Public access to Halls Island and its historic hut will allow 15 visits per year of up to four people, a number well above historic numbers in the visitors journal, according to the owner Daniel Hackett.
Visitors will be required to book visits and overnight stays – subject to approval by the operator – in an effort to “improve environmental outcomes” and avoid multiple groups arriving at once.
IN OTHER NEWS
The camp’s design will cover approximately 65 square metres with a “respectfully minimal” appearance and ability to be fully installed or removed in under one week.
“This is the nature-based tourism model that Tasmanian’s have been working towards for the past decade: small, sensitive and locally-owned, and operating within rural communities that are embracing the visitor economy in the post-forestry era,” Mr Hackett wrote in a statement issued on Thursday.
Todd Henderson, an architect and director at Cumulus Studio who has been heavily involved since the project’s inception said the design was an “interesting challenge”.
“Daniel and Simone’s brief called for a lightweight, fully demountable camp design, while delivering aesthetics that paid homage to the existing, culturally significant Hall’s Hut.”
Speaking to The Examiner, Mr Hackett added the site would also feature a “complete capture” toilet provided by them for the benefit of public guests with “significant annual costs”.
Full details of the public access program have been placed on a website for the proposed venture.
Mr Hackett and his wife Simone took on the lease as part of their proposal through the Tasmanian government’s parks and reserves tourism expression of interest program.
Vica Bayley, campaign manager for the Wilderness Society Tasmania, said it should be the job of the Tasmania Parks and Wildlife Service to manage visitor access to sensitive locations, “not that of a private commercial developer”.
“I think most Tasmanians will deeply confronted and insulted that a private developer will determine who goes to a piece of World Heritage publicly-owned land.”
#releasethelease.

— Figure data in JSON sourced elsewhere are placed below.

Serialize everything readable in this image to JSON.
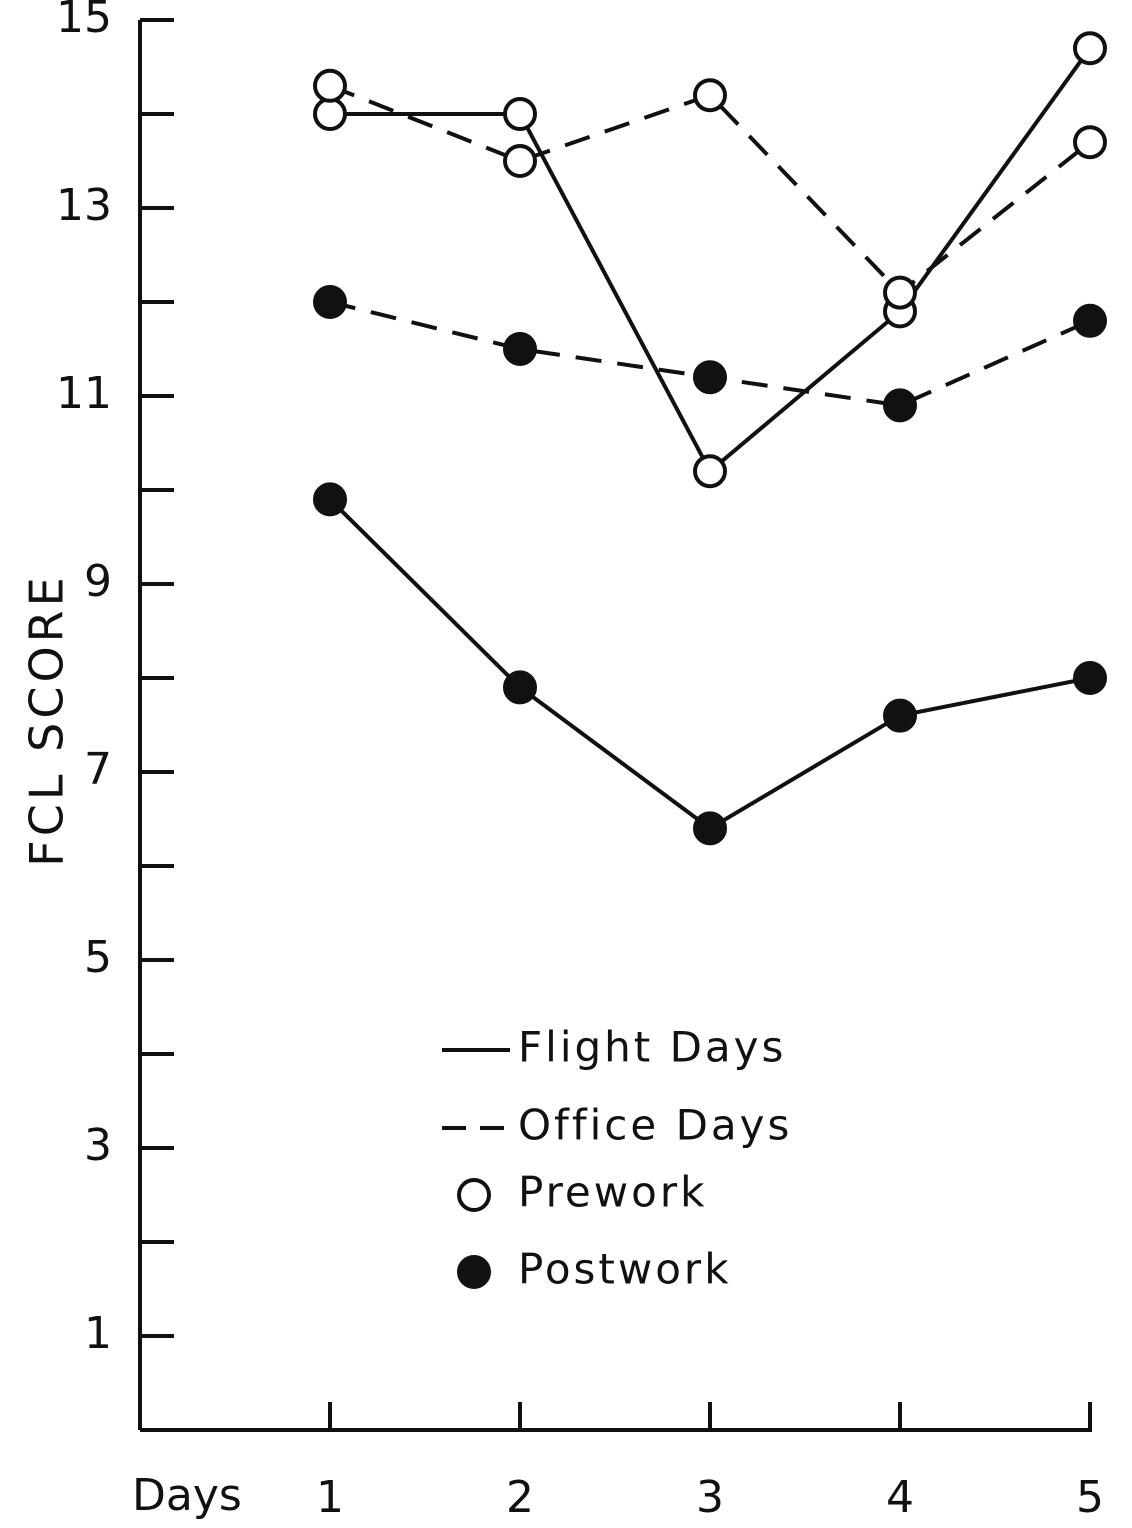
{
  "chart_data": {
    "type": "line",
    "title": "",
    "xlabel": "Days",
    "ylabel": "FCL SCORE",
    "x": [
      1,
      2,
      3,
      4,
      5
    ],
    "xticks": [
      "1",
      "2",
      "3",
      "4",
      "5"
    ],
    "yticks": [
      1,
      3,
      5,
      7,
      9,
      11,
      13,
      15
    ],
    "ytick_labels": [
      "1",
      "3",
      "5",
      "7",
      "9",
      "11",
      "13",
      "15"
    ],
    "ylim": [
      0,
      15
    ],
    "grid": false,
    "legend_position": "lower-center",
    "series": [
      {
        "name": "Flight Days Prework",
        "line": "solid",
        "marker": "open",
        "values": [
          14.0,
          14.0,
          10.2,
          11.9,
          14.7
        ]
      },
      {
        "name": "Office Days Prework",
        "line": "dashed",
        "marker": "open",
        "values": [
          14.3,
          13.5,
          14.2,
          12.1,
          13.7
        ]
      },
      {
        "name": "Office Days Postwork",
        "line": "dashed",
        "marker": "filled",
        "values": [
          12.0,
          11.5,
          11.2,
          10.9,
          11.8
        ]
      },
      {
        "name": "Flight Days Postwork",
        "line": "solid",
        "marker": "filled",
        "values": [
          9.9,
          7.9,
          6.4,
          7.6,
          8.0
        ]
      }
    ],
    "legend": [
      {
        "label": "Flight Days",
        "symbol": "solid-line"
      },
      {
        "label": "Office Days",
        "symbol": "dashed-line"
      },
      {
        "label": "Prework",
        "symbol": "open-circle"
      },
      {
        "label": "Postwork",
        "symbol": "filled-circle"
      }
    ]
  }
}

If the proponent has "decided to allow the public 15 day trips to Halls Island each year - offering free access...", surely the lease arrangement that gives him the power to privately regulate public access to public land should be released for scrutiny.— Vica Bayley (@VicaBayley) January 9, 2019
On Thursday, Tasmanian Greens leader and parks spokesperson Cassy O’Connor joined calls made by Mr Bayley to make public the lease details and said the ability for a private operator to decide who visited a protected area was “perverse”.

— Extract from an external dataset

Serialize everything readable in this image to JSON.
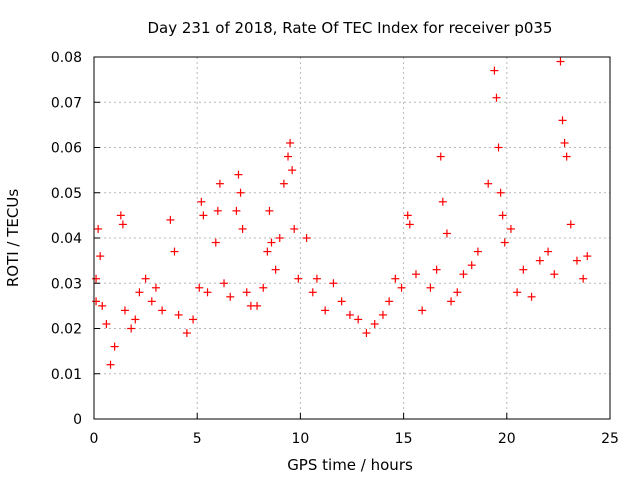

“This place is a public protected area and these leases must be made public,” Ms O’Connor said.
The government confirmed the matters of the lease are commercial in confidence and would not be released.

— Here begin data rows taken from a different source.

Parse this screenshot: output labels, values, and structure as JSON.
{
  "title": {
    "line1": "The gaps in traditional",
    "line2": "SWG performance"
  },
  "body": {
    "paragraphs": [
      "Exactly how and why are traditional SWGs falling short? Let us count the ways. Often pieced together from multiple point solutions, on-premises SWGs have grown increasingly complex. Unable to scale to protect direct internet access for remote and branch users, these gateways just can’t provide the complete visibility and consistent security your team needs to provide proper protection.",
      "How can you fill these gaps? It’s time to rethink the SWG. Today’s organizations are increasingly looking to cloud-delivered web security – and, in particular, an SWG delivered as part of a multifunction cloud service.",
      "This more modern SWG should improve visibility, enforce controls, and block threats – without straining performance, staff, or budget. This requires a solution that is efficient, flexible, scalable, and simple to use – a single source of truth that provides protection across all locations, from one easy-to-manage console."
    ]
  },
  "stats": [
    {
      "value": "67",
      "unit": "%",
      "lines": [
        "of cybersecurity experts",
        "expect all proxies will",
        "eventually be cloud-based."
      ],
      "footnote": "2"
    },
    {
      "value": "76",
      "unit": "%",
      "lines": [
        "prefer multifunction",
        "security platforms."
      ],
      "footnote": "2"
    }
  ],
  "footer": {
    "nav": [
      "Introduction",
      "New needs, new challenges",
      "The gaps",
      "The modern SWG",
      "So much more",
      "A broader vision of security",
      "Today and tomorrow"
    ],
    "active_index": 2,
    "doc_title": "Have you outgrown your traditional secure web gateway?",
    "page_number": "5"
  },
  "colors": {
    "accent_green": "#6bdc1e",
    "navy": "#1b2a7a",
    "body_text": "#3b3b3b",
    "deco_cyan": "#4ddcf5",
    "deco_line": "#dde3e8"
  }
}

The Examiner understands the entire island has been included in the lease and licences since their introduction in the 1950s, prior to World Heritage listing and National Parks status.
In his statement, Mr Hackett also referred to the “anticipation” of an upcoming development application to the Central Midlands council and public comment period “planned for late January” as the reason for the release of information this week.
A Federal Court challenge of the proposal was launched by the Wilderness Society in October last year.